I couldn't even bare to read through them all after the game on that Sunday. I was numb. Numb of all feelings.

The numbness was my body's way of protecting me from the emotional trauma I knew was coming.

I sat in Coopers Stadium, daydreaming, I was watching but not watching the Adelaide United A-league game. I was still in shock, knowing what I felt, knowing what I was in for, knowing what the scans would confirm the following morning.

The messages of "stay positive", "be strong", "you've got this", didn't even touch the surface. My replies just became robotic.

I know that a lot of people didn't know what to say to me, so this was their "go to" message. But knowing how many people reached out to me, was enough for me to know how big of a support system I have.

I could write a book about how to recover from ACL injuries part I; part II and as of last week part III.

rajcic-2015-03-03 In a split moment, Rajcic's season was over (Photo: Adam Butler)

After someone does their first ACL, especially in the women's side of the game (it is happening on a regular basis these days), it's essentially expected that you'll make a comeback.

Every situation is different.

Every person has a different story, every person has different struggles, everyone deals with it in a different way.

Typically, you are optimistic, almost excited to take on the challenge ahead. You don't know what is coming, its unknown territory.

The process, the journey ahead is a mundane one. People forget how challenging it really is. Every. Single. Day. Can be a major struggle.

To get yourself motivated, and to keep yourself motivated and focused for a long period of time really takes its toll on you mentally.

I know what's coming my way. And boy am I scared.

"Scared probably isn't the right word for it but I don't know how else to explain it. I know over the next 12 months, I will quit; not just once, but numerous amounts of times."

I will throw in the towel and say to myself "that’s it, why do you keep putting yourself through this". But deep down, I can't end my career on that.

I cannot walk away from this game that I love so much.

The passion I have for this sport cannot be explained. My life just wouldn't be life without it. I have friends around the country and even around the world, the values I've learned, the qualities in me that I have developed and improved and the experiences and memories made over the years; have all made me the person I am.
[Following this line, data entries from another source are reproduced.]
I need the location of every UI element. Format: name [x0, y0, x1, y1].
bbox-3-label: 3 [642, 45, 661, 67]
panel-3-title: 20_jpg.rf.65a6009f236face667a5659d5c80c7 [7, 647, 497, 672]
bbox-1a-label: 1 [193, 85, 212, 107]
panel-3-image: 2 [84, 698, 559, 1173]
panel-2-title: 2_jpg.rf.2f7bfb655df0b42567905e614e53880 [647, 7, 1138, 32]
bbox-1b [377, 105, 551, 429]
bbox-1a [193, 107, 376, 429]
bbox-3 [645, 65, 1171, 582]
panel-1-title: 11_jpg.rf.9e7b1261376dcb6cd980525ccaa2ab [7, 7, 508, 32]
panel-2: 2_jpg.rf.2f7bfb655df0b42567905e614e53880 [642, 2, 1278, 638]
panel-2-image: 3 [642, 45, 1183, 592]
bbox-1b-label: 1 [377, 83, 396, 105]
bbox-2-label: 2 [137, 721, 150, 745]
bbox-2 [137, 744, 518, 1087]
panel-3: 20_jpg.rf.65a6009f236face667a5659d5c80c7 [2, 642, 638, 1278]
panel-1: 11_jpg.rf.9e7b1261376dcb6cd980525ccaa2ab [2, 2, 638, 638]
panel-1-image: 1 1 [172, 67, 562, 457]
Supporting the Lady Reds alongside coach Jamie Harnwell (Photo: Adam Butler) Supporting the Lady Reds alongside coach Jamie Harnwell (Photo: Adam Butler)

It was funny when people asked me if I would still be involved with the Lady Reds for the remainder of the season. To me this was the most idiotic question I thought someone could ask me.

Jamie gave me the role of Captain for a reason.

No matter what happened to me, there was no way I would not be there for the girls as their leader.  Even if I have to lead them from the sidelines, that’s exactly what I’ll do.

I still have faith that this squad has more to prove and more to give. I see it on a daily basis. Our destiny is in our own hands.

The league is as tight as it has ever been; but this is our year. This is the year the Lady Reds play Finals football. The opportunity is there, we need to grab it with both hands and hold on tight.

Sunday is this day. Sunday is the day that we grab 3 points and move towards our best year ever.

We are #REDlentless and we will never give up... nor will I!!